Make sure you have:
- Paraphrased correctly and included a reference to clearly indicate the parts of your work that are drawn from another person’s work. You must clearly indicate which part of your work is drawn from somewhere else. Paraphrasing is when you use what someone else has said or written, but you write it in your own words. If you paraphrase you must include an in-text citation so the reader can locate the source.
- Used direct quotations sparingly. Carefully selected quotations add to the points you are making, but they don’t, in themselves, add to the quality of your work. Put another way, if you submitted an essay made up entirely of quotations from other sources you would probably gain a low or zero mark. It is fine to occasionally quote other people, and it is expected that you do – but make sure you provide your own contribution or viewpoint. It is your work that earns you marks. Direct quotes are generally put in italics and should always be put inside quotation marks. Longer quotes can be indented so they stand apart from the main body of the text. Each quote must be followed by an in- text citation.
- Provided a reference for every image, diagram or figure (unless you created it). Creation is when you produce something new. If you edit an existing item it would still need to be referenced.
- Included a reference list of all work cited. Make sure you understand what type of referencing protocol you are required to follow for your unit. For text based assessments you will usually need to include in-text citations and a reference list that gives the full details of the source material. For visual based artefacts or portfolios you will usually need to include a reference list that gives the full details
of the sources that you referred to when creating your work, anything that you have used and modified must be listed.
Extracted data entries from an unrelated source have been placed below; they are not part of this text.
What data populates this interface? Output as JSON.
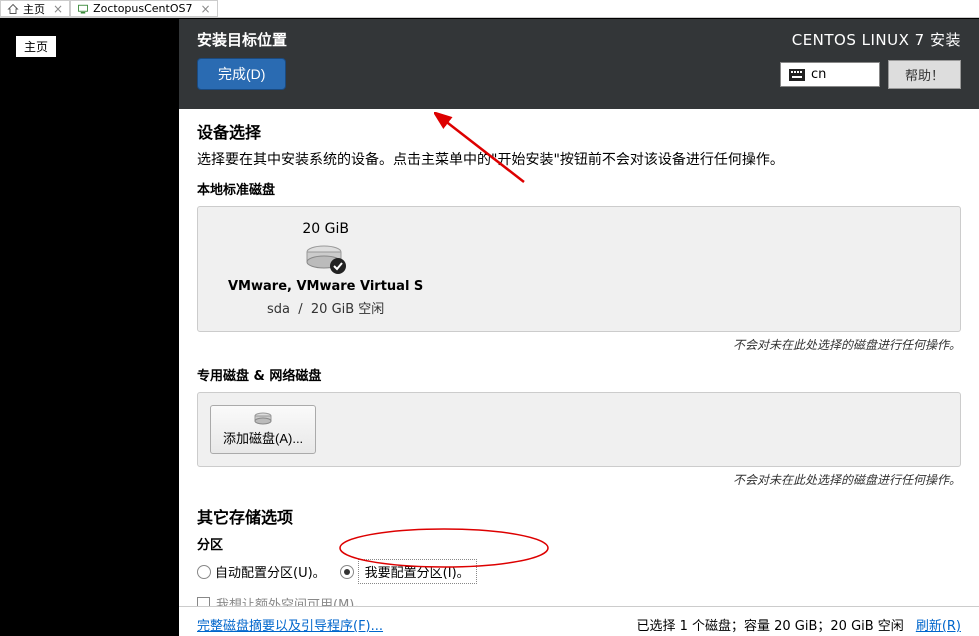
{
  "tabs": [
    {
      "label": "主页",
      "icon": "home"
    },
    {
      "label": "ZoctopusCentOS7",
      "icon": "vm"
    }
  ],
  "tooltip": "主页",
  "header": {
    "title": "安装目标位置",
    "done_btn": "完成(D)",
    "brand": "CENTOS LINUX 7 安装",
    "lang": "cn",
    "help": "帮助！"
  },
  "device_section": {
    "title": "设备选择",
    "subtitle": "选择要在其中安装系统的设备。点击主菜单中的\"开始安装\"按钮前不会对该设备进行任何操作。",
    "local_title": "本地标准磁盘",
    "disk": {
      "size": "20 GiB",
      "name": "VMware, VMware Virtual S",
      "dev": "sda",
      "free": "20 GiB 空闲"
    },
    "hint": "不会对未在此处选择的磁盘进行任何操作。",
    "special_title": "专用磁盘 & 网络磁盘",
    "add_disk": "添加磁盘(A)..."
  },
  "storage_section": {
    "title": "其它存储选项",
    "partition_label": "分区",
    "radio_auto": "自动配置分区(U)。",
    "radio_manual": "我要配置分区(I)。",
    "extra_checkbox": "我想让额外空间可用(M)。"
  },
  "footer": {
    "summary": "完整磁盘摘要以及引导程序(F)...",
    "status": "已选择 1 个磁盘；容量 20 GiB；20 GiB 空闲",
    "refresh": "刷新(R)"
  }
}
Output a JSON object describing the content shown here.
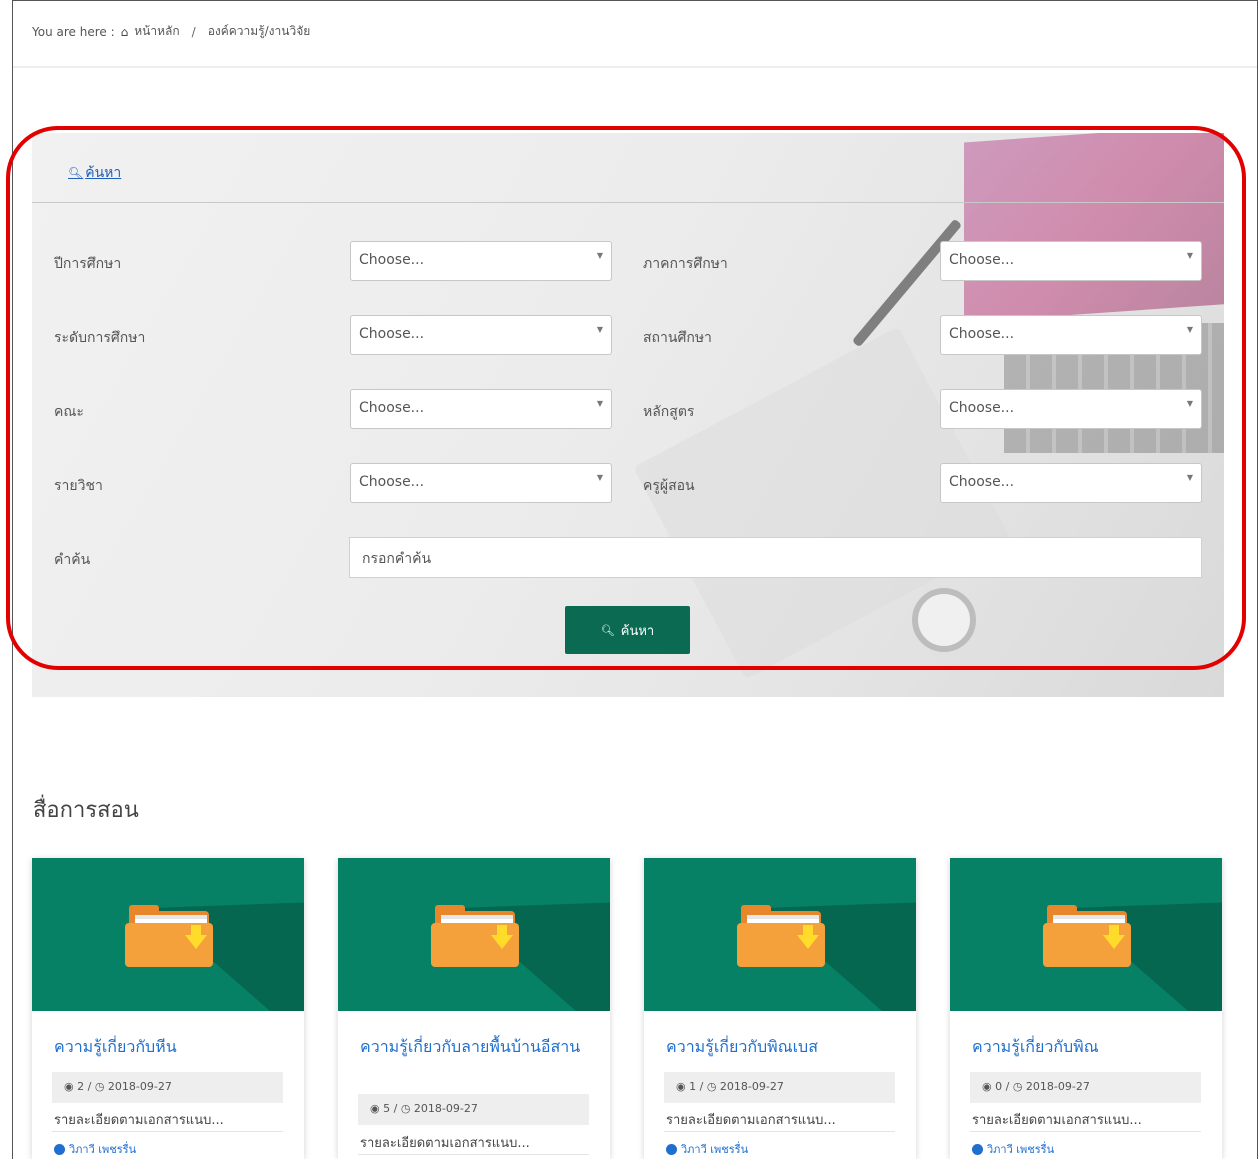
{
  "breadcrumb": {
    "prefix": "You are here :",
    "home_icon": "home-icon",
    "home": "หน้าหลัก",
    "separator": "/",
    "current": "องค์ความรู้/งานวิจัย"
  },
  "search_panel": {
    "header_link": "ค้นหา",
    "fields": [
      {
        "label": "ปีการศึกษา",
        "value": "Choose..."
      },
      {
        "label": "ภาคการศึกษา",
        "value": "Choose..."
      },
      {
        "label": "ระดับการศึกษา",
        "value": "Choose..."
      },
      {
        "label": "สถานศึกษา",
        "value": "Choose..."
      },
      {
        "label": "คณะ",
        "value": "Choose..."
      },
      {
        "label": "หลักสูตร",
        "value": "Choose..."
      },
      {
        "label": "รายวิชา",
        "value": "Choose..."
      },
      {
        "label": "ครูผู้สอน",
        "value": "Choose..."
      }
    ],
    "keyword_label": "คำค้น",
    "keyword_placeholder": "กรอกคำค้น",
    "submit_label": "ค้นหา",
    "highlight_color": "#e30000",
    "button_color": "#0a6b52"
  },
  "section": {
    "title": "สื่อการสอน"
  },
  "cards": [
    {
      "title": "ความรู้เกี่ยวกับหีน",
      "views": "2",
      "date": "2018-09-27",
      "description": "รายละเอียดตามเอกสารแนบ...",
      "author": "วิภาวี เพชรรื่น"
    },
    {
      "title": "ความรู้เกี่ยวกับลายพื้นบ้านอีสาน",
      "views": "5",
      "date": "2018-09-27",
      "description": "รายละเอียดตามเอกสารแนบ...",
      "author": "วิภาวี เพชรรื่น"
    },
    {
      "title": "ความรู้เกี่ยวกับพิณเบส",
      "views": "1",
      "date": "2018-09-27",
      "description": "รายละเอียดตามเอกสารแนบ...",
      "author": "วิภาวี เพชรรื่น"
    },
    {
      "title": "ความรู้เกี่ยวกับพิณ",
      "views": "0",
      "date": "2018-09-27",
      "description": "รายละเอียดตามเอกสารแนบ...",
      "author": "วิภาวี เพชรรื่น"
    }
  ],
  "colors": {
    "card_thumb": "#078166",
    "link": "#1e6fcf"
  }
}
- Keep a copy of the original sources that you have referenced. Always keep your work and the original reference together. Losing the original source of the information is poor academic practice, and it means you might end up submitting work without a reference; or, you might end up submitting it with the wrong reference. You could, at any time, be required to produce the original source for comparison.
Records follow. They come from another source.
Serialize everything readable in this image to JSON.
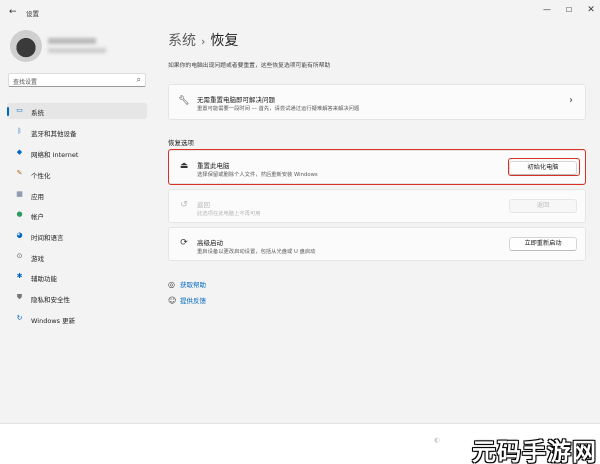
{
  "window": {
    "title": "设置"
  },
  "search": {
    "placeholder": "查找设置"
  },
  "sidebar": {
    "items": [
      {
        "label": "系统",
        "icon": "monitor-icon",
        "active": true
      },
      {
        "label": "蓝牙和其他设备",
        "icon": "bluetooth-icon"
      },
      {
        "label": "网络和 Internet",
        "icon": "wifi-icon"
      },
      {
        "label": "个性化",
        "icon": "brush-icon"
      },
      {
        "label": "应用",
        "icon": "apps-icon"
      },
      {
        "label": "帐户",
        "icon": "account-icon"
      },
      {
        "label": "时间和语言",
        "icon": "globe-clock-icon"
      },
      {
        "label": "游戏",
        "icon": "gamepad-icon"
      },
      {
        "label": "辅助功能",
        "icon": "accessibility-icon"
      },
      {
        "label": "隐私和安全性",
        "icon": "shield-icon"
      },
      {
        "label": "Windows 更新",
        "icon": "update-icon"
      }
    ]
  },
  "main": {
    "breadcrumb_parent": "系统",
    "breadcrumb_sep": "›",
    "breadcrumb_current": "恢复",
    "subtitle": "如果你的电脑出现问题或者要重置，这些恢复选项可能有所帮助",
    "fix_card": {
      "title": "无需重置电脑即可解决问题",
      "desc": "重置可能需要一段时间 — 首先，请尝试通过运行疑难解答来解决问题"
    },
    "section_label": "恢复选项",
    "reset_card": {
      "title": "重置此电脑",
      "desc": "选择保留或删除个人文件，然后重新安装 Windows",
      "button": "初始化电脑"
    },
    "goback_card": {
      "title": "返回",
      "desc": "此选项在此电脑上不再可用",
      "button": "返回"
    },
    "advanced_card": {
      "title": "高级启动",
      "desc": "重启设备以更改启动设置，包括从光盘或 U 盘启动",
      "button": "立即重新启动"
    },
    "links": {
      "help": "获取帮助",
      "feedback": "提供反馈"
    }
  },
  "watermark": {
    "brand": "元码手游网"
  },
  "colors": {
    "accent": "#0067c0",
    "highlight": "#d93025"
  }
}
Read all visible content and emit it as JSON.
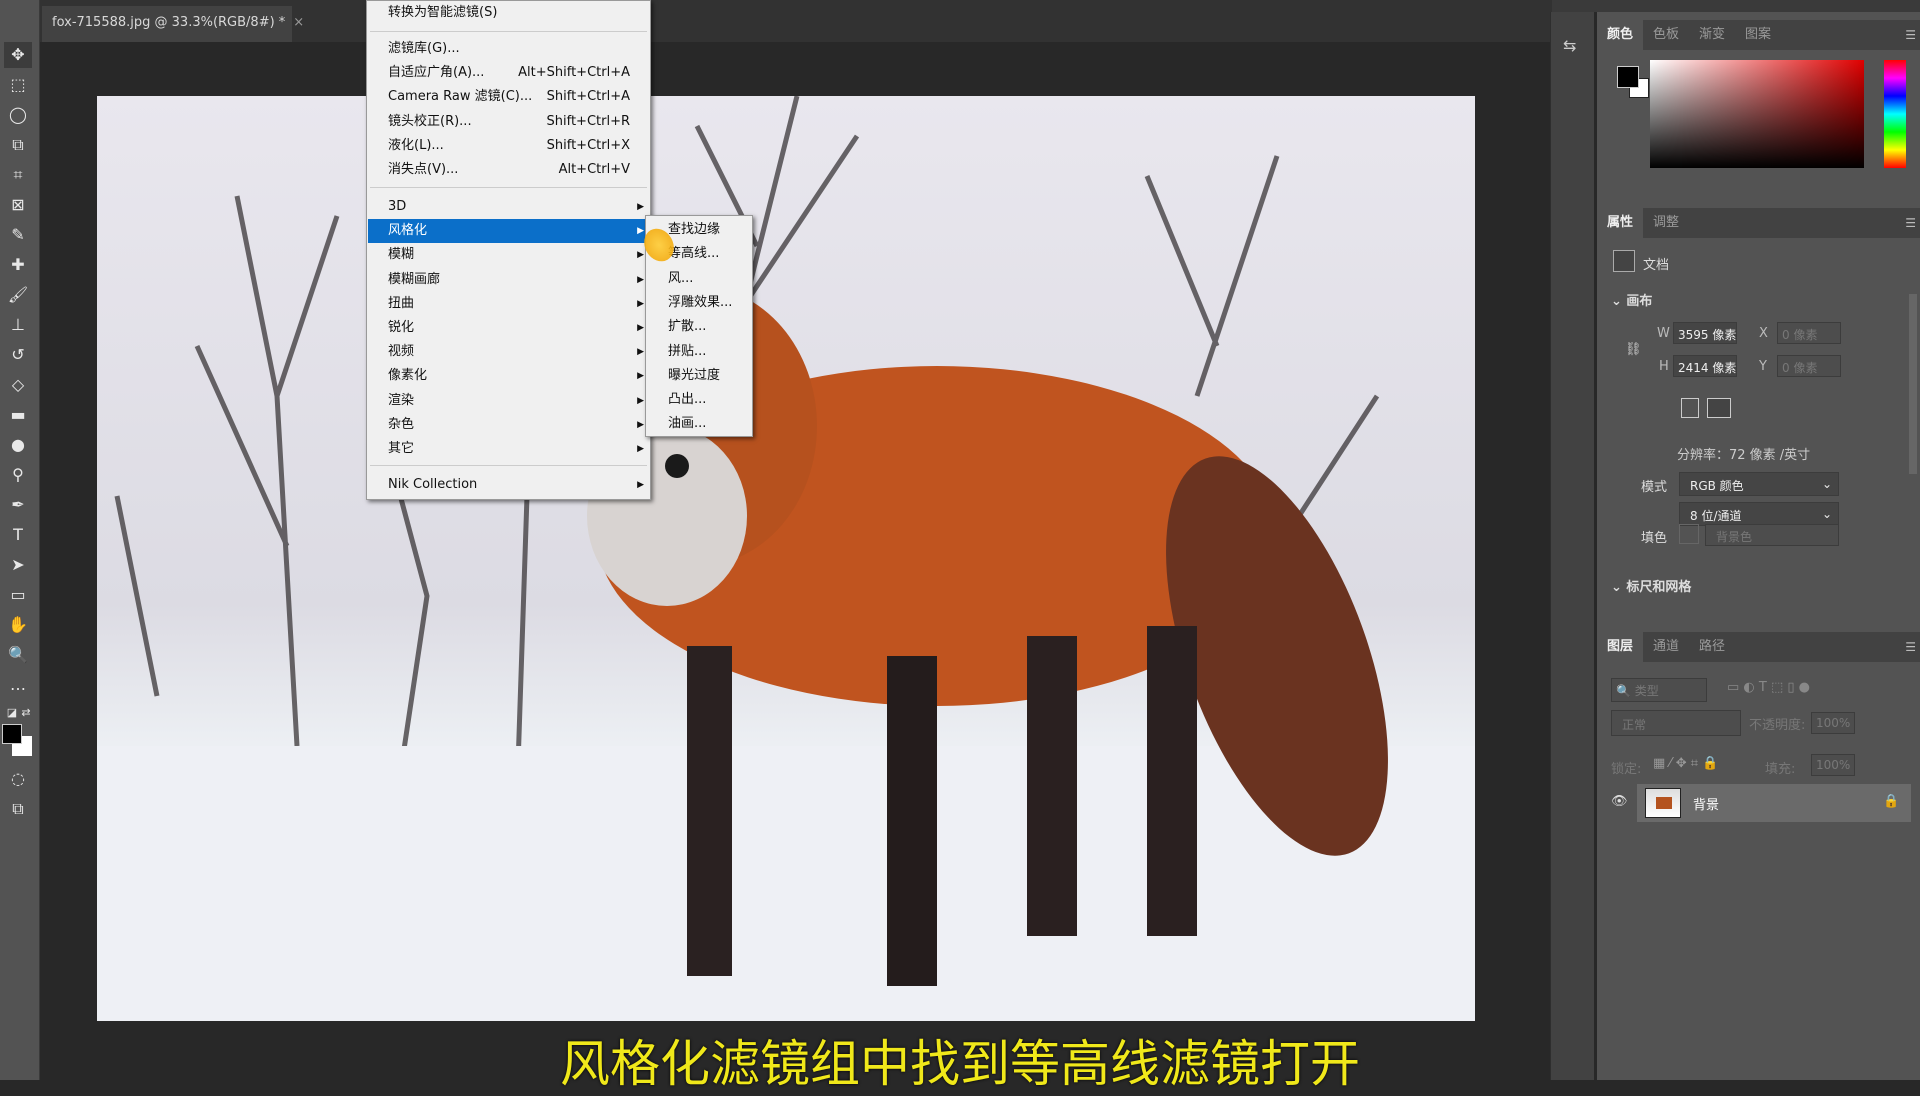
{
  "document_tab": {
    "title": "fox-715588.jpg @ 33.3%(RGB/8#) *",
    "close": "×"
  },
  "tools": [
    "move",
    "marquee",
    "lasso",
    "object-select",
    "crop",
    "frame",
    "eyedropper",
    "healing",
    "brush",
    "stamp",
    "history-brush",
    "eraser",
    "gradient",
    "blur",
    "dodge",
    "pen",
    "type",
    "path-select",
    "rectangle",
    "hand",
    "zoom",
    "more"
  ],
  "filter_menu": {
    "items": [
      {
        "label": "转换为智能滤镜(S)",
        "shortcut": ""
      },
      {
        "label": "滤镜库(G)...",
        "shortcut": ""
      },
      {
        "label": "自适应广角(A)...",
        "shortcut": "Alt+Shift+Ctrl+A"
      },
      {
        "label": "Camera Raw 滤镜(C)...",
        "shortcut": "Shift+Ctrl+A"
      },
      {
        "label": "镜头校正(R)...",
        "shortcut": "Shift+Ctrl+R"
      },
      {
        "label": "液化(L)...",
        "shortcut": "Shift+Ctrl+X"
      },
      {
        "label": "消失点(V)...",
        "shortcut": "Alt+Ctrl+V"
      }
    ],
    "groups": [
      "3D",
      "风格化",
      "模糊",
      "模糊画廊",
      "扭曲",
      "锐化",
      "视频",
      "像素化",
      "渲染",
      "杂色",
      "其它"
    ],
    "highlighted": "风格化",
    "nik": "Nik Collection"
  },
  "stylize_submenu": [
    "查找边缘",
    "等高线...",
    "风...",
    "浮雕效果...",
    "扩散...",
    "拼贴...",
    "曝光过度",
    "凸出...",
    "油画..."
  ],
  "subtitle": "风格化滤镜组中找到等高线滤镜打开",
  "color_panel": {
    "tabs": [
      "颜色",
      "色板",
      "渐变",
      "图案"
    ],
    "foreground": "#000000",
    "background": "#ffffff",
    "hue": "#e00000"
  },
  "properties_panel": {
    "tabs": [
      "属性",
      "调整"
    ],
    "doc_label": "文档",
    "canvas_section": "画布",
    "w_label": "W",
    "w_value": "3595 像素",
    "h_label": "H",
    "h_value": "2414 像素",
    "x_label": "X",
    "x_value": "0 像素",
    "y_label": "Y",
    "y_value": "0 像素",
    "resolution": "分辨率：72 像素 /英寸",
    "mode_label": "模式",
    "mode_value": "RGB 颜色",
    "depth_value": "8 位/通道",
    "fill_label": "填色",
    "fill_value": "背景色",
    "rulers_section": "标尺和网格"
  },
  "layers_panel": {
    "tabs": [
      "图层",
      "通道",
      "路径"
    ],
    "filter_kind": "类型",
    "blend_mode": "正常",
    "opacity_label": "不透明度:",
    "opacity_value": "100%",
    "lock_label": "锁定:",
    "fill_label": "填充:",
    "fill_value": "100%",
    "layers": [
      {
        "name": "背景",
        "visible": true,
        "locked": true
      }
    ]
  }
}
- NOT used copy and paste to take text from another source (unless it is a direct quote and you reference it). This is VERY important. If you copy and paste from a source and fail to reference it properly then you have plagiarised. It doesn’t matter whether you did this intentionally or not. Depending on the circumstances of the case, plagiarism may be treated as academic misconduct where serious penalties can apply.
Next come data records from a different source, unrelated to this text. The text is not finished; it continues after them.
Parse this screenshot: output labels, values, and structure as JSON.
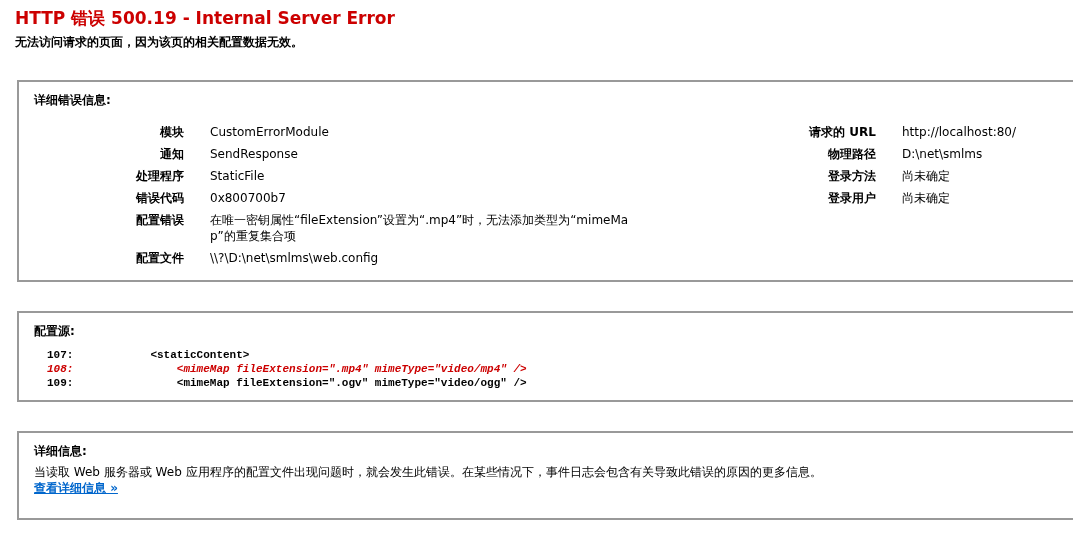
{
  "title": "HTTP 错误 500.19 - Internal Server Error",
  "subtitle": "无法访问请求的页面，因为该页的相关配置数据无效。",
  "error_details": {
    "heading": "详细错误信息:",
    "left": [
      {
        "label": "模块",
        "value": "CustomErrorModule"
      },
      {
        "label": "通知",
        "value": "SendResponse"
      },
      {
        "label": "处理程序",
        "value": "StaticFile"
      },
      {
        "label": "错误代码",
        "value": "0x800700b7"
      },
      {
        "label": "配置错误",
        "value": "在唯一密钥属性“fileExtension”设置为“.mp4”时，无法添加类型为“mimeMap”的重复集合项"
      },
      {
        "label": "配置文件",
        "value": "\\\\?\\D:\\net\\smlms\\web.config"
      }
    ],
    "right": [
      {
        "label": "请求的 URL",
        "value": "http://localhost:80/"
      },
      {
        "label": "物理路径",
        "value": "D:\\net\\smlms"
      },
      {
        "label": "登录方法",
        "value": "尚未确定"
      },
      {
        "label": "登录用户",
        "value": "尚未确定"
      }
    ]
  },
  "config_source": {
    "heading": "配置源:",
    "lines": [
      {
        "number": "107:",
        "code": "    <staticContent>",
        "highlighted": false
      },
      {
        "number": "108:",
        "code": "        <mimeMap fileExtension=\".mp4\" mimeType=\"video/mp4\" />",
        "highlighted": true
      },
      {
        "number": "109:",
        "code": "        <mimeMap fileExtension=\".ogv\" mimeType=\"video/ogg\" />",
        "highlighted": false
      }
    ]
  },
  "more_info": {
    "heading": "详细信息:",
    "text": "当读取 Web 服务器或 Web 应用程序的配置文件出现问题时，就会发生此错误。在某些情况下，事件日志会包含有关导致此错误的原因的更多信息。",
    "link": "查看详细信息 »"
  }
}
- NOT used another student’s work, or submitted someone’s work as your own. Often students are encouraged to work together, to cooperate by sharing ideas and understandings. However, individual assessments (where your name is the only name on the cover sheet) are meant to be your own work. Copying from someone else’s work is plagiarism and serious penalties can apply. Do not allow anyone else to submit your work as their own: this is collusion which is considered academic misconduct. If you have found yourself in a situation where you have considered copying other work, it may be because you are having problems with time management or you have found the assessment difficult. In these cases it is far better to seek assistance from teaching staff or to ask for an extension to submit your work at a later date. This is a better outcome than being accused of committing a plagiarism offence.
- NOT copied from a previous assignment submitted to this or any other unit.
(The checklist is adapted from Curtin University, Australia).